Marley acrescentou: “Por que vivi entre os meus irmãos com os olhos baixos, sem tentar erguê-los para o céu, à procura daquela estrela maravilhosa que conduziu os magos à cabana humilde onde nasceu Jesus? Não haveria outras choupanas humildes aonde sua luz pudesse também ter-me conduzido?”
Felizmente, como sabemos, Ebenezer Scrooge mudou sua vida para melhor. Adoro sua declaração: “Não sou mais o homem que era!”10
Por que a história Conto de Natal é tão popular? Por que é sempre atual? Sinto pessoalmente que ela é inspirada por Deus. Ela traz à tona o que há de melhor na natureza humana. Traz esperança. Motiva as pessoas para que mudem. Podemos-nos desviar dos caminhos que nos levam para o fundo e, com uma canção no coração, seguir uma estrela e caminhar rumo à luz. Podemos apressar nosso passo, reforçar nossa coragem e aquecer-nos ao sol da verdade. Podemos ouvir mais claramente o riso das criancinhas e secar a lágrima do que chora. Podemos consolar o moribundo compartilhando com ele a promessa da vida eterna. Se erguermos as mãos que pendem, se levarmos a paz a uma alma atormentada, se dermos de nós assim como fez o Mestre, poderemos — ao indicar o caminho — nos tornar uma estrela guia para o navegador perdido.

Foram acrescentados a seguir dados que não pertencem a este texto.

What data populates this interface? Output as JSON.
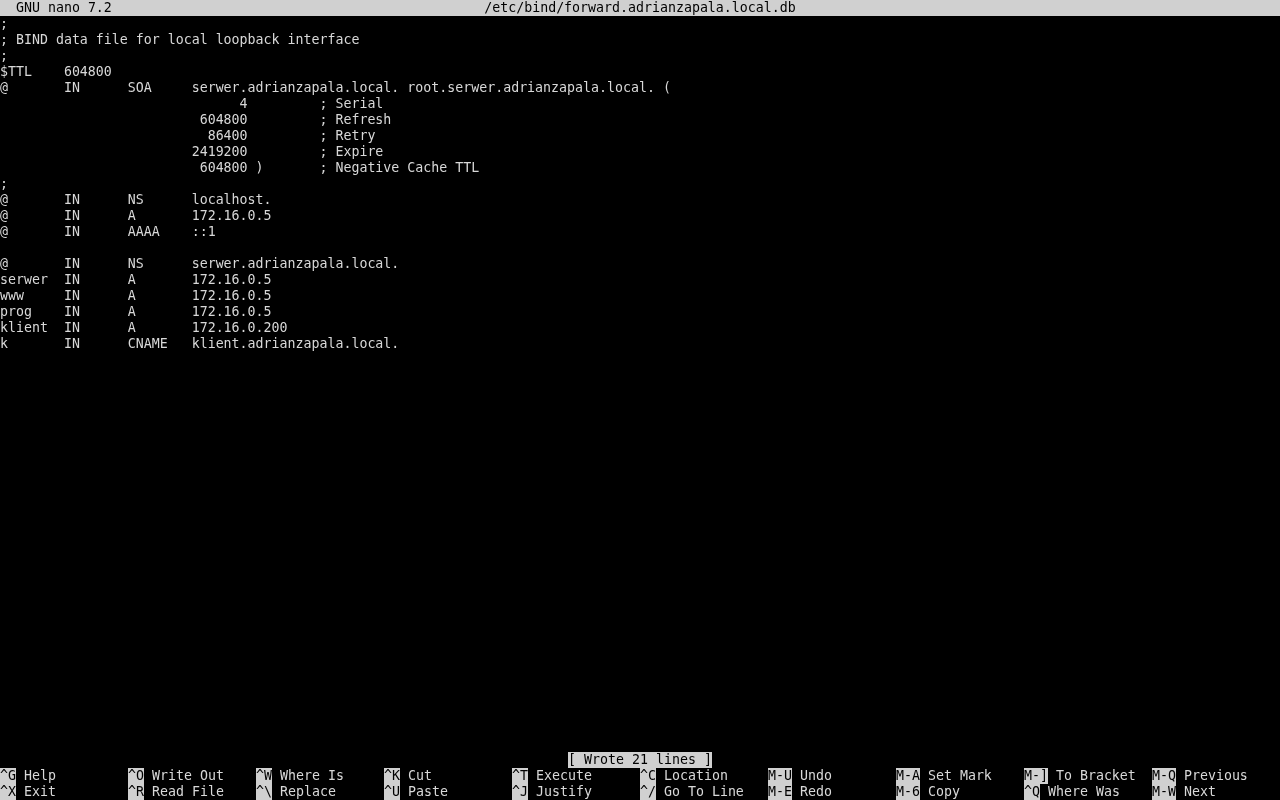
{
  "title_bar": {
    "app": "GNU nano 7.2",
    "file": "/etc/bind/forward.adrianzapala.local.db"
  },
  "lines": [
    {
      "text": ";"
    },
    {
      "text": "; BIND data file for local loopback interface"
    },
    {
      "text": ";"
    },
    {
      "text": "$TTL    604800"
    },
    {
      "text": "@       IN      SOA     serwer.adrianzapala.local. root.serwer.adrianzapala.local. ("
    },
    {
      "text": "                              4         ; Serial"
    },
    {
      "text": "                         604800         ; Refresh"
    },
    {
      "text": "                          86400         ; Retry"
    },
    {
      "text": "                        2419200         ; Expire"
    },
    {
      "text": "                         604800 )       ; Negative Cache TTL"
    },
    {
      "text": ";"
    },
    {
      "text": "@       IN      NS      localhost."
    },
    {
      "text": "@       IN      A       172.16.0.5"
    },
    {
      "text": "@       IN      AAAA    ::1"
    },
    {
      "kind": "blank"
    },
    {
      "text": "@       IN      NS      serwer.adrianzapala.local."
    },
    {
      "text": "serwer  IN      A       172.16.0.5"
    },
    {
      "text": "www     IN      A       172.16.0.5"
    },
    {
      "text": "prog    IN      A       172.16.0.5"
    },
    {
      "text": "klient  IN      A       172.16.0.200"
    },
    {
      "text": "k       IN      CNAME   klient.adrianzapala.local."
    }
  ],
  "status": "[ Wrote 21 lines ]",
  "shortcuts": [
    {
      "key": "^G",
      "label": "Help"
    },
    {
      "key": "^O",
      "label": "Write Out"
    },
    {
      "key": "^W",
      "label": "Where Is"
    },
    {
      "key": "^K",
      "label": "Cut"
    },
    {
      "key": "^T",
      "label": "Execute"
    },
    {
      "key": "^C",
      "label": "Location"
    },
    {
      "key": "M-U",
      "label": "Undo"
    },
    {
      "key": "M-A",
      "label": "Set Mark"
    },
    {
      "key": "M-]",
      "label": "To Bracket"
    },
    {
      "key": "M-Q",
      "label": "Previous"
    },
    {
      "key": "^X",
      "label": "Exit"
    },
    {
      "key": "^R",
      "label": "Read File"
    },
    {
      "key": "^\\",
      "label": "Replace"
    },
    {
      "key": "^U",
      "label": "Paste"
    },
    {
      "key": "^J",
      "label": "Justify"
    },
    {
      "key": "^/",
      "label": "Go To Line"
    },
    {
      "key": "M-E",
      "label": "Redo"
    },
    {
      "key": "M-6",
      "label": "Copy"
    },
    {
      "key": "^Q",
      "label": "Where Was"
    },
    {
      "key": "M-W",
      "label": "Next"
    }
  ]
}
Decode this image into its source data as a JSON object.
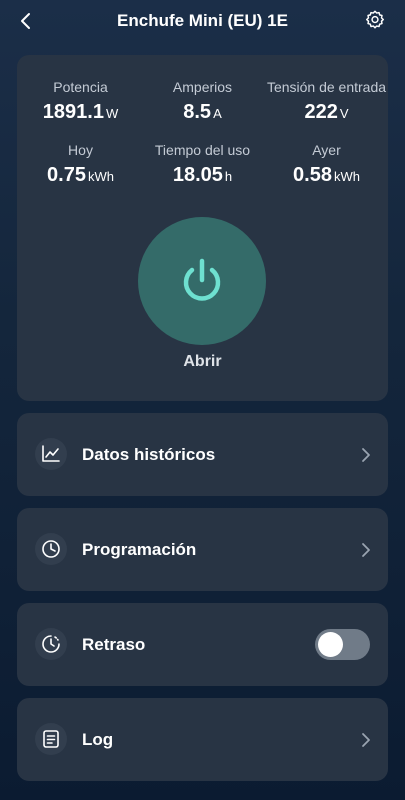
{
  "header": {
    "title": "Enchufe Mini (EU) 1E",
    "back_icon": "chevron-left-icon",
    "settings_icon": "gear-icon"
  },
  "stats": [
    {
      "label": "Potencia",
      "value": "1891.1",
      "unit": "W"
    },
    {
      "label": "Amperios",
      "value": "8.5",
      "unit": "A"
    },
    {
      "label": "Tensión de entrada",
      "value": "222",
      "unit": "V"
    },
    {
      "label": "Hoy",
      "value": "0.75",
      "unit": "kWh"
    },
    {
      "label": "Tiempo del uso",
      "value": "18.05",
      "unit": "h"
    },
    {
      "label": "Ayer",
      "value": "0.58",
      "unit": "kWh"
    }
  ],
  "power": {
    "label": "Abrir",
    "icon": "power-icon"
  },
  "menu": {
    "historical": {
      "label": "Datos históricos",
      "icon": "line-chart-icon"
    },
    "schedule": {
      "label": "Programación",
      "icon": "clock-icon"
    },
    "delay": {
      "label": "Retraso",
      "icon": "timer-icon",
      "enabled": false
    },
    "log": {
      "label": "Log",
      "icon": "document-icon"
    }
  },
  "colors": {
    "background": "#14263c",
    "card": "#283444",
    "power_button": "#346b69",
    "power_accent": "#6ee0d0",
    "toggle_off": "#707b88"
  }
}
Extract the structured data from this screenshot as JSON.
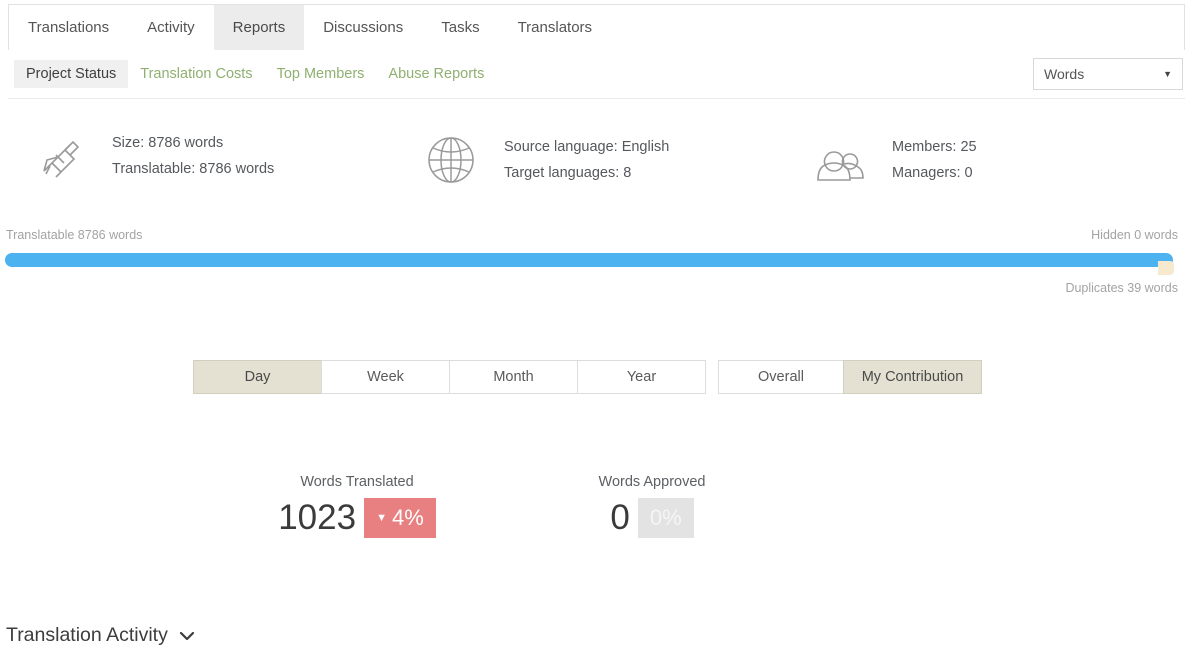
{
  "nav": {
    "tabs": [
      {
        "label": "Translations",
        "active": false
      },
      {
        "label": "Activity",
        "active": false
      },
      {
        "label": "Reports",
        "active": true
      },
      {
        "label": "Discussions",
        "active": false
      },
      {
        "label": "Tasks",
        "active": false
      },
      {
        "label": "Translators",
        "active": false
      }
    ]
  },
  "subnav": {
    "links": [
      {
        "label": "Project Status",
        "active": true
      },
      {
        "label": "Translation Costs",
        "active": false
      },
      {
        "label": "Top Members",
        "active": false
      },
      {
        "label": "Abuse Reports",
        "active": false
      }
    ],
    "unit_select": {
      "value": "Words",
      "caret_icon": "chevron-down-icon"
    }
  },
  "info": {
    "blocks": [
      {
        "icon": "caliper-icon",
        "line1": "Size: 8786 words",
        "line2": "Translatable: 8786 words"
      },
      {
        "icon": "globe-icon",
        "line1": "Source language: English",
        "line2": "Target languages: 8"
      },
      {
        "icon": "users-icon",
        "line1": "Members: 25",
        "line2": "Managers: 0"
      }
    ]
  },
  "progress": {
    "translatable_label": "Translatable 8786 words",
    "hidden_label": "Hidden 0 words",
    "duplicates_label": "Duplicates 39 words",
    "bar_color": "#4db3f0",
    "duplicates_color": "#f6e9cd"
  },
  "period": {
    "range_buttons": [
      {
        "label": "Day",
        "active": true
      },
      {
        "label": "Week",
        "active": false
      },
      {
        "label": "Month",
        "active": false
      },
      {
        "label": "Year",
        "active": false
      }
    ],
    "scope_buttons": [
      {
        "label": "Overall",
        "active": false
      },
      {
        "label": "My Contribution",
        "active": true
      }
    ],
    "active_color": "#e4e0d2"
  },
  "stats": [
    {
      "label": "Words Translated",
      "value": "1023",
      "badge": "4%",
      "badge_trend_icon": "triangle-down-icon",
      "badge_trend": "down",
      "badge_color": "#e87f80"
    },
    {
      "label": "Words Approved",
      "value": "0",
      "badge": "0%",
      "badge_trend_icon": "none",
      "badge_trend": "zero",
      "badge_color": "#e3e3e3"
    }
  ],
  "footer": {
    "activity_title": "Translation Activity",
    "chevron_icon": "chevron-down-icon"
  }
}
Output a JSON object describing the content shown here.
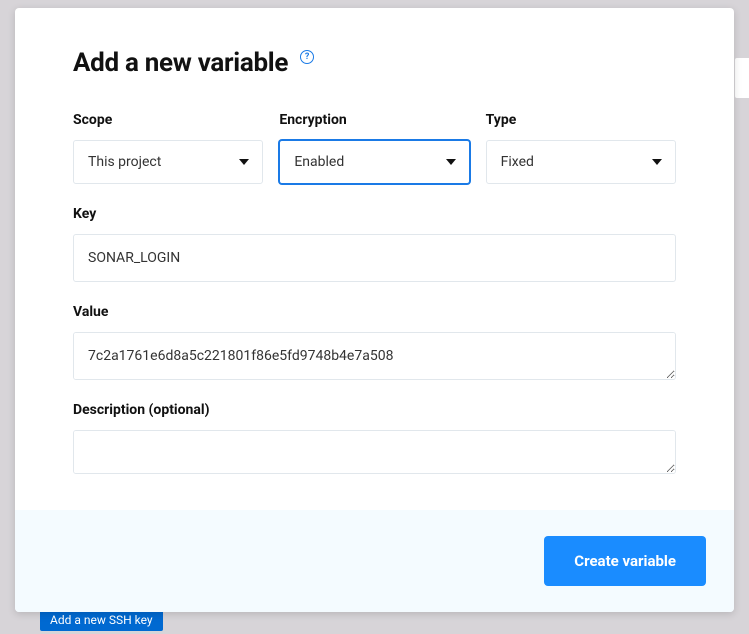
{
  "dialog": {
    "title": "Add a new variable",
    "help_tooltip": "?"
  },
  "fields": {
    "scope": {
      "label": "Scope",
      "value": "This project"
    },
    "encryption": {
      "label": "Encryption",
      "value": "Enabled"
    },
    "type": {
      "label": "Type",
      "value": "Fixed"
    },
    "key": {
      "label": "Key",
      "value": "SONAR_LOGIN"
    },
    "value": {
      "label": "Value",
      "value": "7c2a1761e6d8a5c221801f86e5fd9748b4e7a508"
    },
    "description": {
      "label": "Description (optional)",
      "value": ""
    }
  },
  "footer": {
    "submit_label": "Create variable"
  },
  "background": {
    "ssh_button_label": "Add a new SSH key"
  }
}
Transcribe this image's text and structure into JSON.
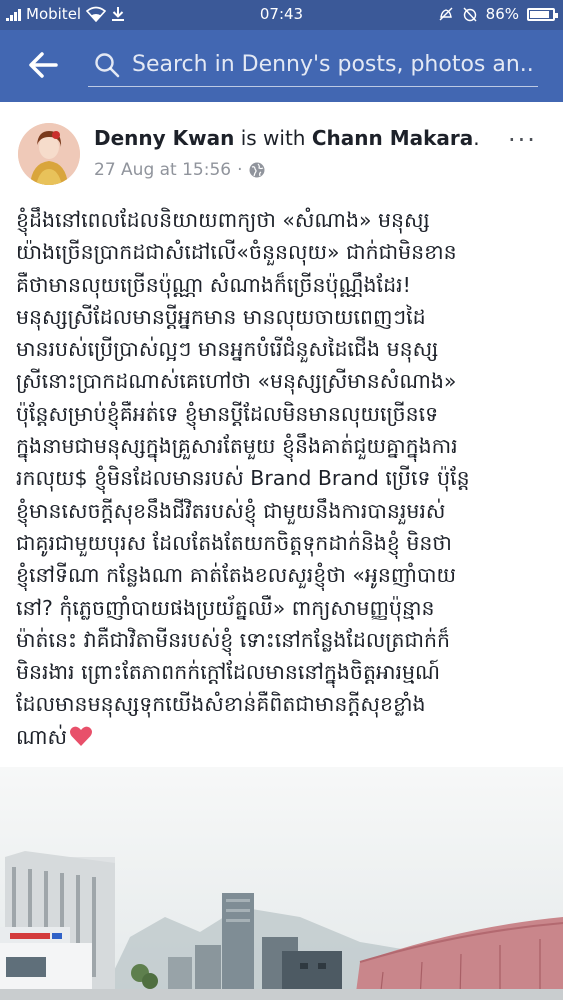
{
  "status_bar": {
    "carrier": "Mobitel",
    "time": "07:43",
    "battery": "86%",
    "battery_level": 0.86
  },
  "search": {
    "placeholder": "Search in Denny's posts, photos an..."
  },
  "post": {
    "author": "Denny Kwan",
    "with_text": "is with",
    "tagged": "Chann Makara",
    "period": ".",
    "timestamp": "27 Aug at 15:56",
    "separator": "·",
    "more": "···",
    "lines": [
      "ខ្ញុំដឹងនៅពេលដែលនិយាយពាក្យថា «សំណាង» មនុស្ស",
      "យ៉ាងច្រើនប្រាកដជាសំដៅលើ«ចំនួនលុយ» ជាក់ជាមិនខាន",
      "គឺថាមានលុយច្រើនប៉ុណ្ណា សំណាងក៏ច្រើនប៉ុណ្ណឹងដែរ!",
      "មនុស្សស្រីដែលមានប្តីអ្នកមាន មានលុយចាយពេញៗដៃ",
      "មានរបស់ប្រើប្រាស់ល្អៗ មានអ្នកបំរើជំនួសដៃជើង មនុស្ស",
      "ស្រីនោះប្រាកដណាស់គេហៅថា «មនុស្សស្រីមានសំណាង»",
      "ប៉ុន្តែសម្រាប់ខ្ញុំគឺអត់ទេ ខ្ញុំមានប្តីដែលមិនមានលុយច្រើនទេ",
      "ក្នុងនាមជាមនុស្សក្នុងគ្រួសារតែមួយ ខ្ញុំនឹងគាត់ជួយគ្នាក្នុងការ",
      "រកលុយ$ ខ្ញុំមិនដែលមានរបស់ Brand Brand ប្រើទេ ប៉ុន្តែ",
      "ខ្ញុំមានសេចក្តីសុខនឹងជីវិតរបស់ខ្ញុំ ជាមួយនឹងការបានរួមរស់",
      "ជាគូរជាមួយបុរស ដែលតែងតែយកចិត្តទុកដាក់និងខ្ញុំ មិនថា",
      "ខ្ញុំនៅទីណា កន្លែងណា គាត់តែងខលសួរខ្ញុំថា «អូនញាំបាយ",
      "នៅ? កុំភ្លេចញាំបាយផងប្រយ័ត្នឈឺ» ពាក្យសាមញ្ញប៉ុន្មាន",
      "ម៉ាត់នេះ វាគឺជាវិតាមីនរបស់ខ្ញុំ ទោះនៅកន្លែងដែលត្រជាក់ក៏",
      "មិនរងារ ព្រោះតែភាពកក់ក្តៅដែលមាននៅក្នុងចិត្តអារម្មណ៍",
      "ដែលមានមនុស្សទុកយើងសំខាន់គឺពិតជាមានក្តីសុខខ្លាំង",
      "ណាស់"
    ]
  },
  "colors": {
    "status_bar": "#3b5998",
    "header": "#4267b2",
    "name_text": "#1d2129",
    "meta_text": "#90949c",
    "heart": "#e8506a"
  },
  "icons": [
    "signal-icon",
    "wifi-icon",
    "download-icon",
    "mute-icon",
    "alarm-off-icon",
    "battery-icon",
    "back-arrow-icon",
    "search-icon",
    "globe-icon",
    "heart-icon"
  ]
}
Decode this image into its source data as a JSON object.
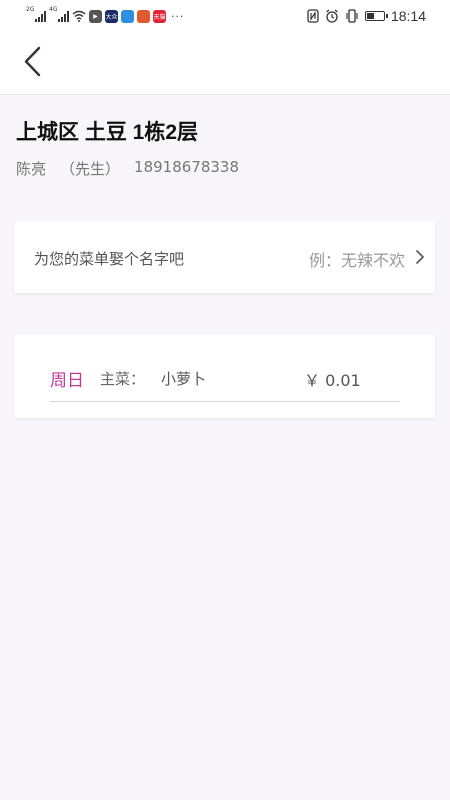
{
  "status_bar": {
    "network_1": "2G",
    "network_2": "4G",
    "time": "18:14",
    "battery_level": 0.45,
    "app_icons": [
      {
        "name": "video-app-icon",
        "color": "#555555",
        "label": "▶"
      },
      {
        "name": "dazhong-app-icon",
        "color": "#1b2a6b",
        "label": "大众"
      },
      {
        "name": "blue-app-icon",
        "color": "#2f8fe0",
        "label": ""
      },
      {
        "name": "colorful-app-icon",
        "color": "#e05a2f",
        "label": ""
      },
      {
        "name": "tmall-app-icon",
        "color": "#e0243a",
        "label": "天猫"
      }
    ],
    "more": "···"
  },
  "header": {
    "back_icon": "back-arrow-icon"
  },
  "address": {
    "title": "上城区 土豆 1栋2层",
    "name": "陈亮",
    "title_suffix": "（先生）",
    "phone": "18918678338"
  },
  "menu_name": {
    "label": "为您的菜单娶个名字吧",
    "hint": "例：无辣不欢",
    "icon": "chevron-right-icon"
  },
  "order": {
    "day": "周日",
    "type_label": "主菜：",
    "dish": "小萝卜",
    "price": "￥ 0.01"
  },
  "colors": {
    "accent": "#c0399c",
    "background": "#f8f6fa"
  }
}
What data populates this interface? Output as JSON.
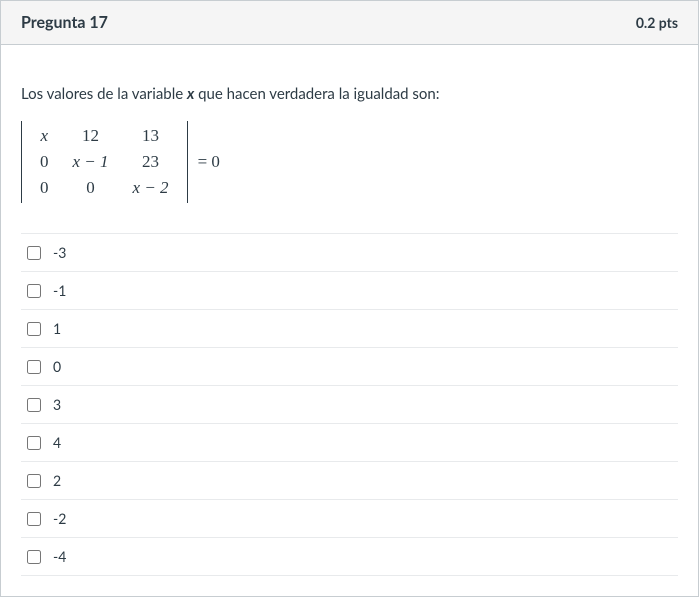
{
  "header": {
    "title": "Pregunta 17",
    "points": "0.2 pts"
  },
  "prompt": {
    "before_var": "Los valores de la variable ",
    "var": "x",
    "after_var": " que hacen verdadera la igualdad son:"
  },
  "matrix": {
    "r1c1": "x",
    "r1c2": "12",
    "r1c3": "13",
    "r2c1": "0",
    "r2c2": "x − 1",
    "r2c3": "23",
    "r3c1": "0",
    "r3c2": "0",
    "r3c3": "x − 2"
  },
  "equation_rhs": "= 0",
  "options": [
    {
      "label": "-3"
    },
    {
      "label": "-1"
    },
    {
      "label": "1"
    },
    {
      "label": "0"
    },
    {
      "label": "3"
    },
    {
      "label": "4"
    },
    {
      "label": "2"
    },
    {
      "label": "-2"
    },
    {
      "label": "-4"
    }
  ]
}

Por ser a vida frágil e a morte inevitável, precisamos tirar o máximo de cada dia.
Há muitas formas de fazer mau uso de nossas oportunidades. Há algum tempo li uma história enternecedora, escrita por Louise Dickinson Rich, que ilustra vividamente essa verdade. Ela escreveu:
“Minha avó tinha uma inimiga chamada sra. Wilcox. A vovó e a sra. Wilcox tornaram-se vizinhas, desde recém-casadas, na rua principal da cidadezinha em que passariam toda a vida. Não sei o que iniciou a guerra entre elas — e não acredito que quando nasci mais de trinta anos depois, elas mesmas se lembrassem do que a causara. Não era uma simples desavença; era guerra constante.
Nada na cidade escapou aos efeitos de sua luta. A igreja de 300 anos, que sobrevivera à Revolução Americana, à Guerra Civil e à Guerra Hispano-Americana quase veio abaixo quando vovó e a sra. Wilcox lutaram a Batalha da Sociedade de Auxílio das Senhoras. Vovó venceu essa luta, mas foi uma vitória sem valor real. A sra. Wilcox, como não pôde ser presidente, renunciou irritada. Que diversão havia em se estar a cargo de alguma coisa quando não se podia obrigar a inimiga a comer em sua mão? A sra. Wilcox venceu a Batalha da Biblioteca Pública, conseguindo que a sobrinha, Gertrude, fosse indicada como bibliotecária em lugar da tia Phyllis. O dia em que Gertrude assumiu seu posto, foi o último dia que a vovó leu um livro da biblioteca. Os livros haviam-se tornado ‘um poço de germes imundos’ da noite para o dia. A Batalha da Escola Secundária acabou empatada. O diretor da escola conseguiu um emprego melhor e partiu antes que a sra. Wilcox conseguisse que ele fosse demitido ou que a vovó conseguisse que o cargo dele se tornasse vitalício.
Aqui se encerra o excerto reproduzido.